KANANASKIS, Alberta – U.S. President George W. Bush urged Prime Minister Junichiro Koizumi on Tuesday to accelerate efforts to achieve sustainable economic growth, while endorsing progress on Japan’s reform efforts, a Japanese official said.
The two leaders met on the sidelines of the Group of Eight summit of major powers at the Rocky Mountain resort of Kananaskis, Canada. The summit is scheduled for Wednesday and Thursday.
On noneconomic issues, Koizumi was quoted as praising Bush for his recent speech on a new Middle East policy and saying he wants to further strengthen bilateral ties due to the importance of solidarity in the international community on fighting terrorism.
Koizumi told Bush his structural reform efforts have been bearing fruit and the disposal of nonperforming loans at Japanese banks is progressing well, the official said.
“Reforms have been carried out steadily, and I will further move ahead with privatization of governmental bodies, which is the most difficult part of the reforms,” Koizumi was quoted as telling Bush.
While endorsing such progress, Bush told Koizumi that Japan plays a substantial role in the world economy and that its economy needs to be further strengthened so it can play a bigger role.
A U.S. official said Bush “expressed his confidence in the fundamental strength of the Japanese economy.”
Koizumi told Bush that Japan declared in May its economy had bottomed out and pledged he will enhance efforts to steadily promote economic structural reforms and deregulation, the official said.
But the Japanese official said Koizumi refrained from briefing Bush on Japan’s new economic and fiscal policy pledges intended to revitalize the economy. The plan includes calls for comprehensive tax reforms, including cuts in the corporate tax rate.
Koizumi is expected to discuss the plan at the G8 summit.
The bilateral talks were the fifth between Koizumi and Bush, following a meeting in February when the U.S. president visited Tokyo.
The Bush administration generally supports Koizumi’s reform efforts and has avoided making specific requests about what Tokyo should do to rebuild Japan’s fragile economy.
But the administration has repeatedly asked Tokyo to achieve sustainable economic recovery by carrying out reform pledges to fulfill its role as the world’s second-largest economy.
Koizumi and Bush avoided touching on foreign-exchange movements and falling share prices in the United States and Japan, the official said.
Market players had paid close attention to what they said about the recent plunges in U.S. share prices because the falls have cast doubt about the strength of the U.S. economy as well as the global economy.
On the foreign-exchange market, the Japanese government is concerned that recent falls in the value of the dollar may hamper Japan’s economic recovery by hurting exports.
Bush, however, made a comment after the meeting hinting at tolerance of the dollar’s fall.
“The dollar will seek its appropriate level based on market forces,” Bush told reporters before his bilateral meeting with Canadian Prime Minister Jean Chretien.

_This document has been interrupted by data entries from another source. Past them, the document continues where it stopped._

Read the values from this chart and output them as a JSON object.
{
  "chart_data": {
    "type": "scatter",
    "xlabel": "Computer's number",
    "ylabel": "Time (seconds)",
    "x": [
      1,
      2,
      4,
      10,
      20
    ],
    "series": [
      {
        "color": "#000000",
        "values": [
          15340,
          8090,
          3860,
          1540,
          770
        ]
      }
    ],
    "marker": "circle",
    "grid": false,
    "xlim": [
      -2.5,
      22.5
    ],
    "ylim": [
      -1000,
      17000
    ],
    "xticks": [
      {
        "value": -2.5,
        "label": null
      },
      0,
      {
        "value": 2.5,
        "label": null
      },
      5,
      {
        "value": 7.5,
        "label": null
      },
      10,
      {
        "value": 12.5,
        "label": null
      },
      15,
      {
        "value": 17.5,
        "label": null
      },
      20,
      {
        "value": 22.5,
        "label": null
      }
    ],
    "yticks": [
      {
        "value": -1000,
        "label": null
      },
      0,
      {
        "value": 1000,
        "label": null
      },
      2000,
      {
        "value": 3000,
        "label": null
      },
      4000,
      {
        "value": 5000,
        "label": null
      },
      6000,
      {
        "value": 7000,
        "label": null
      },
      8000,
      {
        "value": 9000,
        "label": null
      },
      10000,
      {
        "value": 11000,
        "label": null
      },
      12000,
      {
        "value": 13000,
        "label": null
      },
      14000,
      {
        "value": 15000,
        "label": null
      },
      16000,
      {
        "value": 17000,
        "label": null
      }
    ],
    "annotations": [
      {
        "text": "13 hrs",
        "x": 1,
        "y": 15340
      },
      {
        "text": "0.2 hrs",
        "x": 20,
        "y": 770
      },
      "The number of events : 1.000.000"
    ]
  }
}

On the Middle East, Koizumi said he praises Bush for showing leadership by actively participating and presenting a vision of how the conflict between Israel and the Palestinians should be resolved.
Bush told Koizumi he will “call for the selection of a new leader” to represent the Palestinians, adding there needs to be new dynamism in reforming the Palestinian Authority, the official said.
In the new U.S. policy on the Middle East announced Monday, Bush endorses creation of a provisional Palestinian state and sets tough conditions, which include the removal of Palestinian leader Yasser Arafat.
Though the two leaders discussed Arafat’s status, the official refrained from disclosing details of the conversation.
The Japanese government has said it believes Arafat is currently the only viable representative of the Palestinians.
Koizumi was also quoted as saying he basically supports Washington’s proposal to reduce weapons of mass destruction and expressed pleasure over the cooperation between the United States and Russia to reduce their stocks of nuclear warheads.
Bush said he is concerned about the proliferation of weapons of mass destruction from Russia to Iran, an official said.
On the world’s commitment to assisting in the reconstruction of war-ravaged Afghanistan, Bush urged Koizumi to join him in reminding the donor countries to carry through with their pledges. He said the promised aid must be disbursed but the implementation is not moving forward as hoped.
Koizumi reiterated the two countries’ plan to have their foreign ministers discuss ways to resolve issues involving the U.S. military presence in Japan, especially in Okinawa, where most of the bases and personnel are concentrated.